Тут – тоже поразительная противоположность восточным храмам, где нет никакого единства этого человеческого масштаба и где даны или колоссальные, гигантские фигуры, символизирующие собою какого-нибудь фараона, то есть тоже, в конце концов, недосягаемого бога, или маленькие, ничтожные по размеру статуи, символизирующие угнетенность и ничтожество реального и повседневного человека. Вместо этой восточной двойственности масштаба мы видим в греческой классике полное единство масштаба, хотя единицей измерения является здесь не малый и даже не средний рост человека, а нечто большее, чем человеческий рост, для придания монументальности архитектуры. Можно даже сказать, что тут мыслится огромный человек, какой-то небывалый по росту герой и богатырь (если исходить, как сказано, из фигур фронтонов), но все же это не имеет ничего общего с восточным сверхчеловеческим гигантизмом, где все реальное теряет всякую свою значимость. Это – герой, и это – бог; это – памятник герою и внешняя жизнь божества. Но все это вполне соизмеримо с реальным человеком, все это – понятно ему; это – он сам в своем монументальном закреплении.
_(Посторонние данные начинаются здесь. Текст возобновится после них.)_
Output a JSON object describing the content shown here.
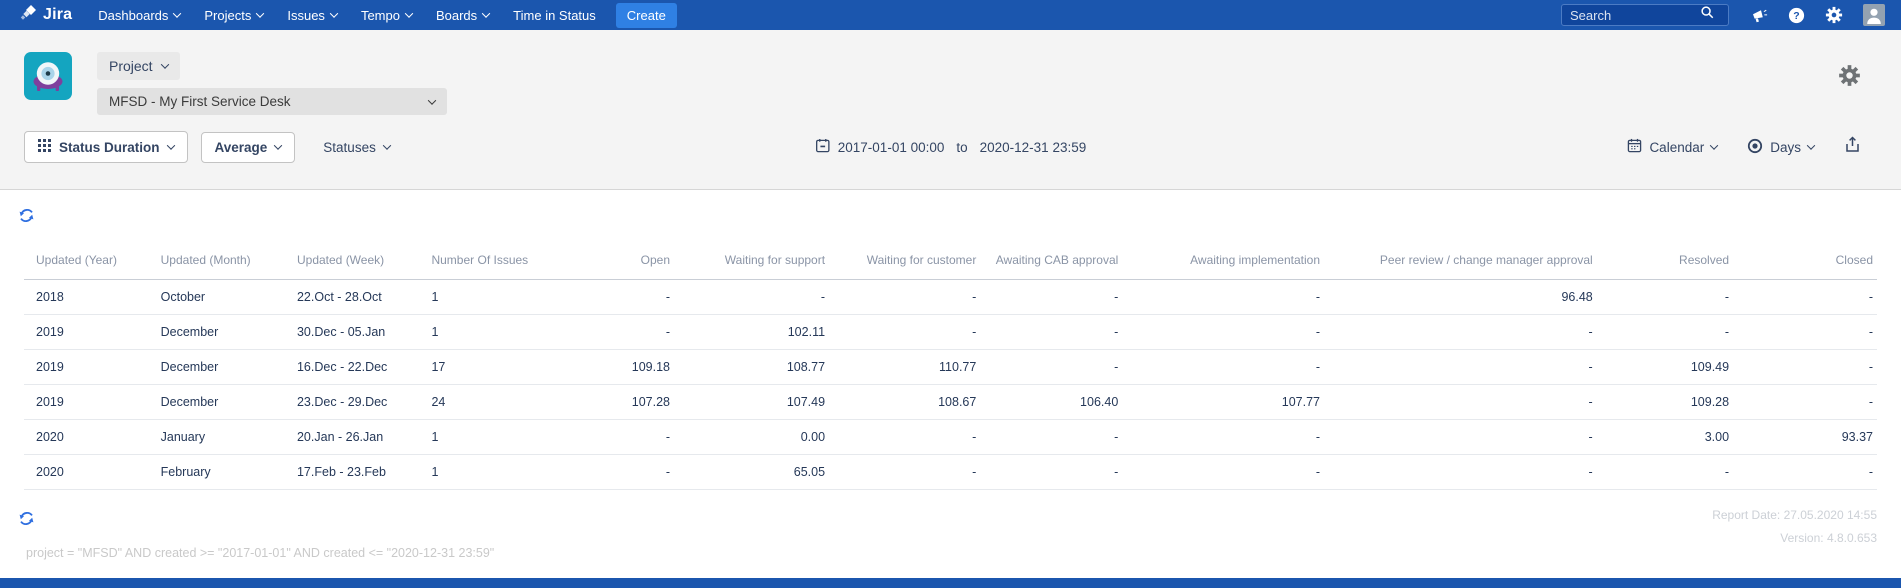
{
  "navbar": {
    "brand": "Jira",
    "items": [
      "Dashboards",
      "Projects",
      "Issues",
      "Tempo",
      "Boards",
      "Time in Status"
    ],
    "create_label": "Create",
    "search_placeholder": "Search"
  },
  "project_bar": {
    "scope_label": "Project",
    "project_name": "MFSD - My First Service Desk"
  },
  "toolbar": {
    "report_type": "Status Duration",
    "metric": "Average",
    "statuses_label": "Statuses",
    "date_from": "2017-01-01 00:00",
    "date_join": "to",
    "date_to": "2020-12-31 23:59",
    "calendar_label": "Calendar",
    "unit_label": "Days"
  },
  "table": {
    "columns": [
      "Updated (Year)",
      "Updated (Month)",
      "Updated (Week)",
      "Number Of Issues",
      "Open",
      "Waiting for support",
      "Waiting for customer",
      "Awaiting CAB approval",
      "Awaiting implementation",
      "Peer review / change manager approval",
      "Resolved",
      "Closed"
    ],
    "rows": [
      [
        "2018",
        "October",
        "22.Oct - 28.Oct",
        "1",
        "-",
        "-",
        "-",
        "-",
        "-",
        "96.48",
        "-",
        "-"
      ],
      [
        "2019",
        "December",
        "30.Dec - 05.Jan",
        "1",
        "-",
        "102.11",
        "-",
        "-",
        "-",
        "-",
        "-",
        "-"
      ],
      [
        "2019",
        "December",
        "16.Dec - 22.Dec",
        "17",
        "109.18",
        "108.77",
        "110.77",
        "-",
        "-",
        "-",
        "109.49",
        "-"
      ],
      [
        "2019",
        "December",
        "23.Dec - 29.Dec",
        "24",
        "107.28",
        "107.49",
        "108.67",
        "106.40",
        "107.77",
        "-",
        "109.28",
        "-"
      ],
      [
        "2020",
        "January",
        "20.Jan - 26.Jan",
        "1",
        "-",
        "0.00",
        "-",
        "-",
        "-",
        "-",
        "3.00",
        "93.37"
      ],
      [
        "2020",
        "February",
        "17.Feb - 23.Feb",
        "1",
        "-",
        "65.05",
        "-",
        "-",
        "-",
        "-",
        "-",
        "-"
      ]
    ]
  },
  "footer": {
    "jql": "project = \"MFSD\" AND created >= \"2017-01-01\" AND created <= \"2020-12-31 23:59\"",
    "report_date": "Report Date: 27.05.2020 14:55",
    "version": "Version: 4.8.0.653"
  },
  "colors": {
    "navbar": "#1b56ae",
    "create": "#2f80e4",
    "search": "#10459c",
    "band": "#f4f4f4",
    "teal": "#14a5c0",
    "purple": "#7e3f9d",
    "text": "#344563",
    "muted": "#8a94a6",
    "faint": "#ccd0d6",
    "refresh": "#2f6fe0"
  }
}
4. Периптер и его духовная и социальная выразительность
Отсюда, наконец, сам собой вытекает вывод как о индивидуально-духовном укладе человека, положенного в основу такой архитектуры, так и о социальной структуре, получающей в ней свое стремление и выражение.
Что можно сказать по первому вопросу?
"Периптер проникнут бодрящим волевым ритмом. Уже противопоставление здания окружающей природе содержит в себе скрытый призыв к действию. Монументализация человека связана со всесторонним повышением и развертыванием его способностей, которые переходят в экспансию: возникает желание распространять сферу своей деятельности и овладевать окружающим. Колонны периптера активно несут и преодолевают тяжесть антаблемента. Тем, что тяжесть значительна и что она заставляет колонны пружинить под ее давлением, усиливается выраженное в них волевое напряжение. Ритм всех колонн периптера, взятых вместе, напоминает военный строй. Коллективное волевое напряжение, выраженное в периптере, захватывает и увлекает зрителя, вызывая в нем активное отношение к окружающему. Периптер активизирует человека"{471}.
В этой характеристике, может быть, несколько больше, чем надо, подчеркнуто волевое напряжение, которое как таковое вообще не типично для греческой классики. Непосредственно действующая воля свободного и активного субъекта связана здесь размеренностью, спокойствием, равновесием, даже какой-то внутренней пассивностью. Периптер созерцателен и своим числовым и пропорциональным онтологизмом, несомненно, интеллектуалистичен. Это искусство бесконечно интеллектуалистичнее и восточной архитектуры и западновозрожденческой, не говоря уже о готике. И, несмотря на все это, являются вполне несомненными бодрость и общая активность периптера, подчиненность в нем всего темного, страстного, животного светлому человеческому разуму и здоровая, радостная склонность к размеренному действию, незатронутость никакой субъективной рефлексией и никаким психологическим развращением. Это – воля, но только античная воля, thymos, а не Wille или volonte, Софокл, а не Шекспир, Ахилл, а не Фауст.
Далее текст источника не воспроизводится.